You have to keep in mind that this was way before the age of cell-phones, MTV, and computer search engines. My only access to music at the time was to become a denizen of music stores. Almost every chance I would get to be downtown I’d find myself in one of the two music stores there.

My father still had an old guitar he occasionally played. I bought a book on guitar chords. The problem was manifold: the height of the strings over the fretboard was measured in sixteenths of an inch. It was a big, awkward thing with a huge neck. Tuning it was well-nigh impossible. Translated, it meant that the thing was a bugger to play, and my pre-teen fingers were never going to be strong enough to push the old and rusted strings down behind the frets.

But I wanted to learn how to play guitar in order to play Gordon Lightfoot songs.

I babysat. A year or two later, I washed dishes for my father’s kitchen. The music store in downtown London had a Yamaha steel six-string acoustic for just over a hundred bucks. And I saved enough to buy it, the first of many Gord’s songbooks that would litter my bedroom floor.

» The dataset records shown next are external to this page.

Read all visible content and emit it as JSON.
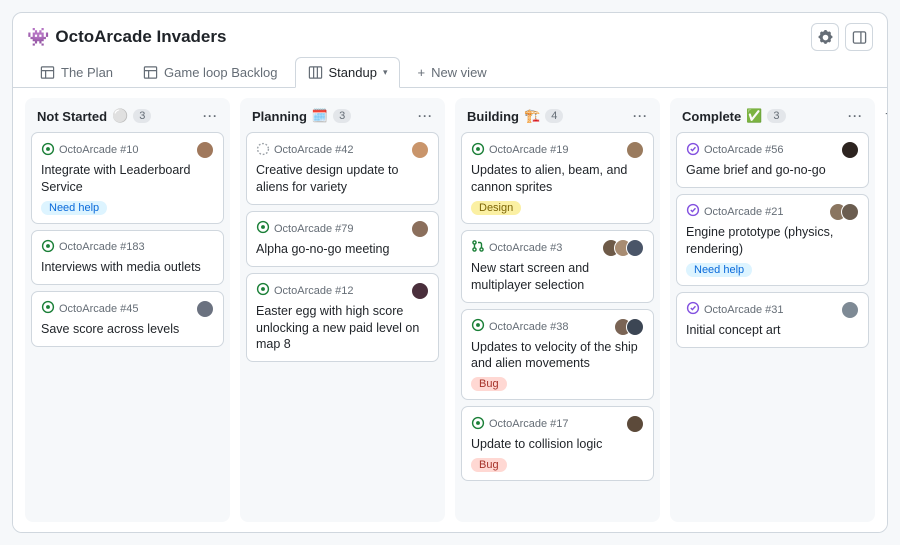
{
  "project": {
    "emoji": "👾",
    "title": "OctoArcade Invaders"
  },
  "tabs": [
    {
      "label": "The Plan"
    },
    {
      "label": "Game loop Backlog"
    },
    {
      "label": "Standup"
    },
    {
      "label": "New view"
    }
  ],
  "columns": [
    {
      "title": "Not Started",
      "emoji": "⚪",
      "count": "3",
      "cards": [
        {
          "repo": "OctoArcade #10",
          "title": "Integrate with Leaderboard Service",
          "status": "open",
          "labels": [
            {
              "text": "Need help",
              "bg": "#ddf4ff",
              "fg": "#0969da"
            }
          ],
          "avatars": [
            "#a0785c"
          ]
        },
        {
          "repo": "OctoArcade #183",
          "title": "Interviews with media outlets",
          "status": "open",
          "labels": [],
          "avatars": []
        },
        {
          "repo": "OctoArcade #45",
          "title": "Save score across levels",
          "status": "open",
          "labels": [],
          "avatars": [
            "#6b7280"
          ]
        }
      ]
    },
    {
      "title": "Planning",
      "emoji": "🗓️",
      "count": "3",
      "cards": [
        {
          "repo": "OctoArcade #42",
          "title": "Creative design update to aliens for variety",
          "status": "draft",
          "labels": [],
          "avatars": [
            "#c9956b"
          ]
        },
        {
          "repo": "OctoArcade #79",
          "title": "Alpha go-no-go meeting",
          "status": "open",
          "labels": [],
          "avatars": [
            "#8b6f5c"
          ]
        },
        {
          "repo": "OctoArcade #12",
          "title": "Easter egg with high score unlocking a new paid level on map 8",
          "status": "open",
          "labels": [],
          "avatars": [
            "#4a2f3c"
          ]
        }
      ]
    },
    {
      "title": "Building",
      "emoji": "🏗️",
      "count": "4",
      "cards": [
        {
          "repo": "OctoArcade #19",
          "title": "Updates to alien, beam, and cannon sprites",
          "status": "open",
          "labels": [
            {
              "text": "Design",
              "bg": "#fbf0a3",
              "fg": "#7d6606"
            }
          ],
          "avatars": [
            "#9a7b5e"
          ]
        },
        {
          "repo": "OctoArcade #3",
          "title": "New start screen and multiplayer selection",
          "status": "pr",
          "labels": [],
          "avatars": [
            "#6e5a48",
            "#a88c72",
            "#4a5568"
          ]
        },
        {
          "repo": "OctoArcade #38",
          "title": "Updates to velocity of the ship and alien movements",
          "status": "open",
          "labels": [
            {
              "text": "Bug",
              "bg": "#ffd8d3",
              "fg": "#a6332a"
            }
          ],
          "avatars": [
            "#7a6455",
            "#3c4654"
          ]
        },
        {
          "repo": "OctoArcade #17",
          "title": "Update to collision logic",
          "status": "open",
          "labels": [
            {
              "text": "Bug",
              "bg": "#ffd8d3",
              "fg": "#a6332a"
            }
          ],
          "avatars": [
            "#5c4a3a"
          ]
        }
      ]
    },
    {
      "title": "Complete",
      "emoji": "✅",
      "count": "3",
      "cards": [
        {
          "repo": "OctoArcade #56",
          "title": "Game brief and go-no-go",
          "status": "done",
          "labels": [],
          "avatars": [
            "#2d2420"
          ]
        },
        {
          "repo": "OctoArcade #21",
          "title": "Engine prototype (physics, rendering)",
          "status": "done",
          "labels": [
            {
              "text": "Need help",
              "bg": "#ddf4ff",
              "fg": "#0969da"
            }
          ],
          "avatars": [
            "#8a7560",
            "#6b5d50"
          ]
        },
        {
          "repo": "OctoArcade #31",
          "title": "Initial concept art",
          "status": "done",
          "labels": [],
          "avatars": [
            "#7e8a95"
          ]
        }
      ]
    }
  ]
}
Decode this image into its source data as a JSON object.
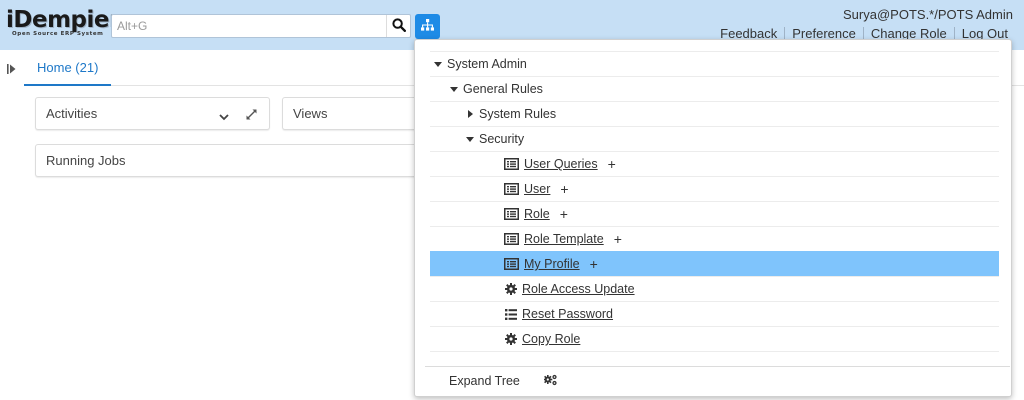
{
  "header": {
    "logo_main": "iDempiere",
    "logo_sub": "Open Source ERP System",
    "search_placeholder": "Alt+G",
    "user": "Surya@POTS.*/POTS Admin",
    "links": [
      "Feedback",
      "Preference",
      "Change Role",
      "Log Out"
    ]
  },
  "tabs": {
    "home": "Home (21)"
  },
  "dashboard": {
    "activities": "Activities",
    "views": "Views",
    "running_jobs": "Running Jobs"
  },
  "tree": {
    "root": "System Admin",
    "general_rules": "General Rules",
    "system_rules": "System Rules",
    "security": "Security",
    "items": [
      {
        "label": "User Queries",
        "icon": "window-icon",
        "plus": "+"
      },
      {
        "label": "User",
        "icon": "window-icon",
        "plus": "+"
      },
      {
        "label": "Role",
        "icon": "window-icon",
        "plus": "+"
      },
      {
        "label": "Role Template",
        "icon": "window-icon",
        "plus": "+"
      },
      {
        "label": "My Profile",
        "icon": "window-icon",
        "plus": "+",
        "selected": true
      },
      {
        "label": "Role Access Update",
        "icon": "gear-icon"
      },
      {
        "label": "Reset Password",
        "icon": "list-icon"
      },
      {
        "label": "Copy Role",
        "icon": "gear-icon"
      }
    ],
    "expand_tree": "Expand Tree"
  },
  "colors": {
    "header_bg": "#c6dff5",
    "accent": "#1e8be6",
    "selected_row": "#7fc4fc"
  }
}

I can credit Gord (and his publishers) for my introduction to Travis picking and dropped ‘D’ tuning.

When I see titles of his songs, about 90% of the time the tune and lyrics of at least the first verse and melody will spring to mind. That yodel of “Steel Rail Blues” still rings in my head even as I write this. For opening the doors to other artists and singers: Joni Mitchell, Ian and Sylvia Tyson, Bob Dylan, Murray McLaughlin, Valdy, Bruce Cockburn, the McGarrigle Sisters, and of course the multitude of wonders of the Mariposa Folk Festival.

Indeed, when I look back, Gord was the catalyst, bringing together a host of disparate influences and curiosities in my young life: choirs, high school band music, my father’s classical repertoire, my mother’s attraction to musicals and C&W, dysfunctional family, and teenage angst. I think the climax of all of that was a performance I gave of the Canadian Railroad Trilogy for a high school lunch concert. Even if I have problems with the real history of the Trans Canada Railroad, playing Gord’s interpretation of that historical song in its entirety at the time was a coup for me and well-received by my peers. If ever I wanted to feel even close to being “Canadian” Gordon Lightfoot was the ticket.

His songwriting is poetic, down-to-earth, full of the empathetic storytelling skill that held and still holds me. Whether it was a trip to a hometown friend wondering about an old flame, riots in Motor City, or a shipwreck, philosophical musings of the wherefore and the why, or, one of my personal favourites, a road trip to the mountains to greet Marianne, Gord had the knack of bringing the story home to me.

And when I began to write songs, he was the springboard. I am eternally grateful for his life and legacy.

Ah, parting is such sweet sorrow. Safe havens, Gord. You’re home from the forest.